Além de proteger os dados do cliente em repouso, a Microsoft usa tecnologias de criptografia para proteger os dados do cliente em trânsito. Os dados estão em trânsito:

  • Quando um computador cliente se comunica com um servidor Microsoft;
  • Quando um servidor Microsoft se comunica com outro servidor Microsoft; E
  • Quando um servidor Microsoft se comunica com um servidor que não seja da Microsoft (por exemplo, o Exchange Online entrega emails para um servidor de email de terceiros).

As comunicações entre os servidores da Microsoft ocorrem por TLS ou IPsec, e todos os servidores voltados para o cliente negociam uma sessão segura usando TLS com computadores cliente (por exemplo, Exchange Online usa o TLS 1.2 com a força de criptografia de 256 bits é usada (FIPS 140-2 Nível 2 validado). (Confira Detalhes de referência técnica sobre criptografia para obter uma lista de pacotes de criptografia TLS compatíveis com o Microsoft 365.) Isso se aplica aos protocolos usados por clientes como Outlook, Skype for Business, Microsoft Teams e Outlook na Web (por exemplo, HTTP, POP3 etc.).

Os certificados públicos são emitidos pelo SSL de TI da Microsoft usando o SSLAdmin, uma ferramenta interna da Microsoft para proteger a confidencialidade das informações transmitidas.
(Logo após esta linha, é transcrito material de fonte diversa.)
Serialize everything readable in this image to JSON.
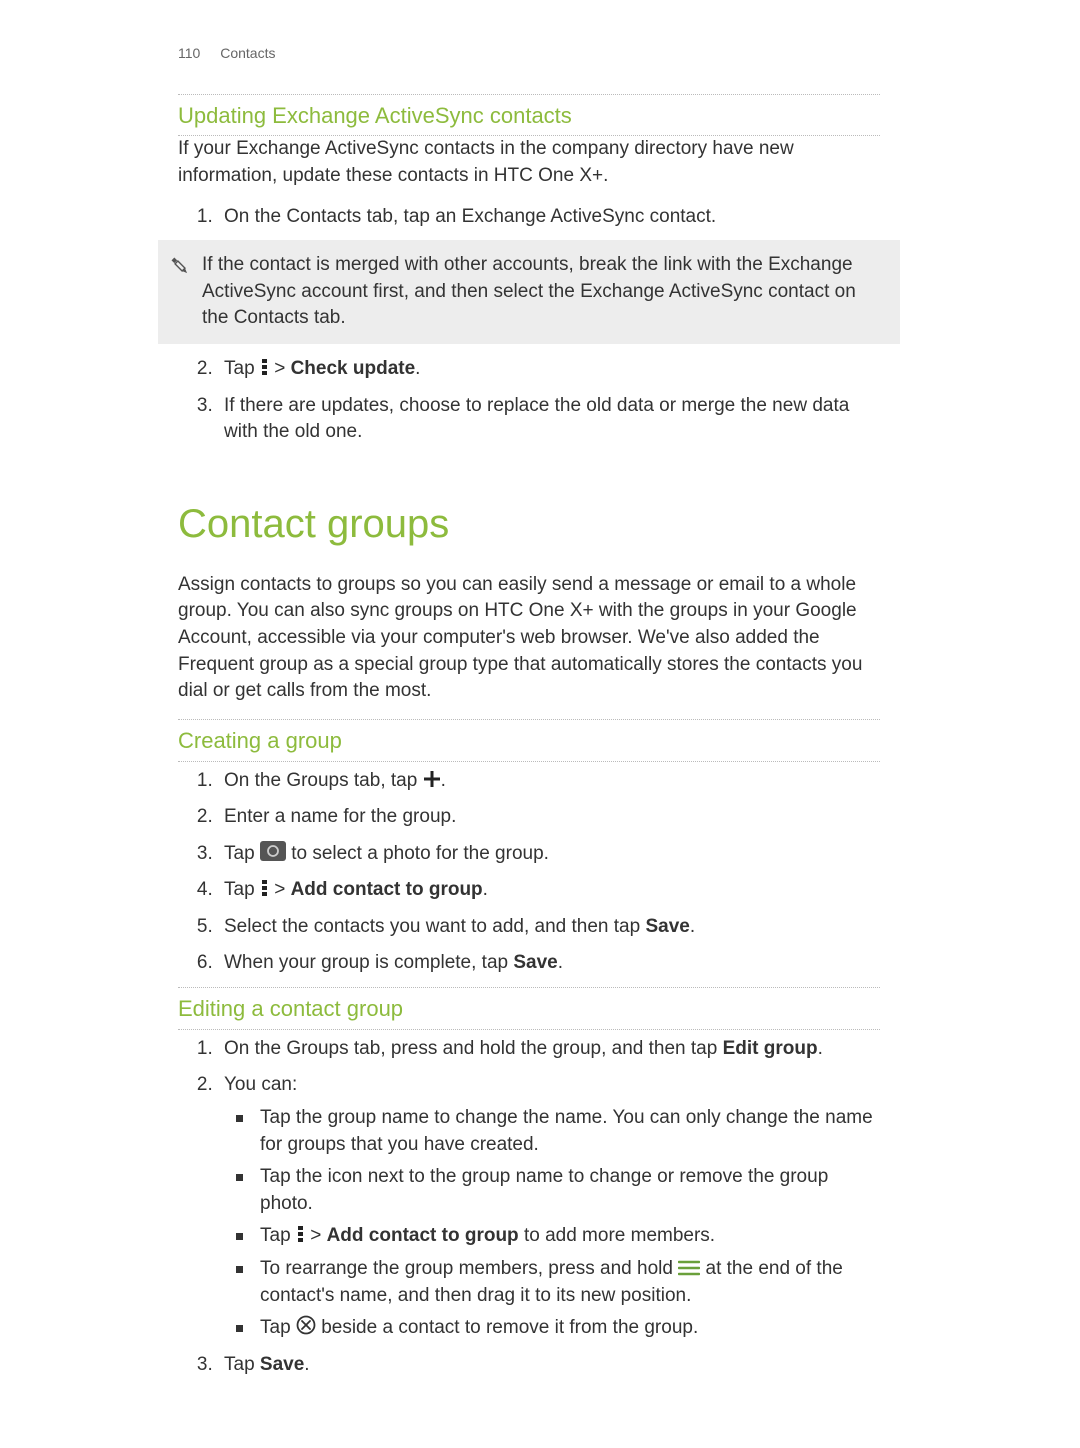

Todos os certificados emitidos pela TI da Microsoft têm um mínimo de 2.048 bits de comprimento, e a conformidade com o Webtrust requer o SSLAdmin para garantir que os certificados sejam emitidos apenas para endereços IP públicos de propriedade da Microsoft. Todos os endereços IP que não atendem a esse critério são roteado por meio de um processo de exceção.

Todos os detalhes da implementação, como a versão do TLS que está sendo usado, se o Segredo de Encaminhamento (FS) está habilitado, a ordem dos pacotes de criptografia, etc., estão disponíveis publicamente. Uma maneira de ver esses detalhes é usar um site de terceiros, como o Qualys SSL Labs. Veja abaixo os links para páginas de teste automatizadas do Qualys que exibem informações para os seguintes serviços:

Para Proteção do Exchange Online, as URLs variam de acordo com os nomes de locatário; no entanto, todos os clientes podem testar o Microsoft 365 usando microsoft-com.mail.protection.outlook.com.